The investment boom has given life to some local businesses. Nio, an old electric vehicle manufacturer, had a fortune change later receives an Rmb7bn investment last April by three GGFs. The shares of the listed automobile company in New York have already grown more than 10 times when the company reported a jump in sales.
Success bet on Nio, however, it followed numerous failures. Public records show that Chinese GGFs have outperformed less than a quarter of the companies in their portfolio that had received funding for more than six years. That put a lot of funds, which are nearing the end of their life cycle, under stress as they struggle to execute their exit strategies on time.

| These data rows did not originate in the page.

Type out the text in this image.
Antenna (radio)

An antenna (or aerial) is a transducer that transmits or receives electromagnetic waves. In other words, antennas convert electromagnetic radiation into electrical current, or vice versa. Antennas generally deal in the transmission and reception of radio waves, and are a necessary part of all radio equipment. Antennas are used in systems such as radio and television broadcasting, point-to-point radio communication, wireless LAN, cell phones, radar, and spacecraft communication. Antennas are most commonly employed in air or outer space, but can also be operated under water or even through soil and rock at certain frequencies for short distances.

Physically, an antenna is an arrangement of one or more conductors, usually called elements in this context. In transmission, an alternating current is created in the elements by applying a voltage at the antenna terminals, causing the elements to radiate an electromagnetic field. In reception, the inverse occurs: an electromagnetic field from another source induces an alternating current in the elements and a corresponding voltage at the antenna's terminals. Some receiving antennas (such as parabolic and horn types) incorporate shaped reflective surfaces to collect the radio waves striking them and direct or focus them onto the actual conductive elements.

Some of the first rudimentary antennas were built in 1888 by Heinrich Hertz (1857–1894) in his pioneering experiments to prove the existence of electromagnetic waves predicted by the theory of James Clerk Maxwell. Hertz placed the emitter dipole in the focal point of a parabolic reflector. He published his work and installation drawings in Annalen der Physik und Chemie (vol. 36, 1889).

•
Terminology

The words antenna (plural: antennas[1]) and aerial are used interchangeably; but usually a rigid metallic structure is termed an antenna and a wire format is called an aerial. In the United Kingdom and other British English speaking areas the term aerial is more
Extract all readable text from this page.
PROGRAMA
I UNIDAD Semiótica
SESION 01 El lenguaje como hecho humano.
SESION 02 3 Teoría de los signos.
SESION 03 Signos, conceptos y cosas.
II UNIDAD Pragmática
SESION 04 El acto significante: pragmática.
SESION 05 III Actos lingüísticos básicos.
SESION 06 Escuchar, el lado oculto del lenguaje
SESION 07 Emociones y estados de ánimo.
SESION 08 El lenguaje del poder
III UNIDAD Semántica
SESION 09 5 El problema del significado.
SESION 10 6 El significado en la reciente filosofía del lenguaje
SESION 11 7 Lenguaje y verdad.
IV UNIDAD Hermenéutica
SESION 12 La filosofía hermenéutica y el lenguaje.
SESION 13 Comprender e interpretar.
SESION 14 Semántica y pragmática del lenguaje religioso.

As with PE funds, most GGFs are structured at a determined time so that their capital can be reallocated to new investments.
“I can’t think of a quick solution to the problem given our flawed business model,” said Li, who faces a December deadline to shut down seven companies.
Few investment decisions are partly to blame for the exit delay. Most GGFs, particularly those funded by local governments, face geographical and industrial restrictions on where they can allocate their funds. Such needs are driven more by political priorities than by business logic, and have given rise to numerous underperforming investments.
He told them that his fund, backed by the Beijing municipal government, is mandated to invest at least 70 percent of its money in specialized chemicals and advanced manufacturing companies in the capital, where such industries are underdeveloped.
“We had to buy into unqualified companies to meet the quota,” Li said. “This has weighed heavily on investment results.”
To improve performance, many GGFs have changed their investment strategy driven from the start to focus on established firms seeking an IPO, the traditional exit channel for private equity funds.
However, the pivot was compromised by Beijing’s decision tighten stock list approvals this year to protect investors. Official data shows nearly half of IPO applications on the Shanghai and Shenzhen stock exchanges failed to proceed in the first four months of this year.
“We have given up hope of hunting for the IPO given the regulatory tightening,” said Wang Zhi, director of investments at a GGF based in Zhejiang province.
With few other options and liquidation deadlines approaching, some GGFs have decided to discharge their investments at lower profits than expected – or even take losses. In April, Wang’s fund sold a stake in a local machine tool factory bought five years ago for a 20 percent gain, a low return by industry standards.
“Our priority is to meet the political goals and prevent the loss of state assets,” Wang said. “We are not a market-based entity that cares only about return on investment.”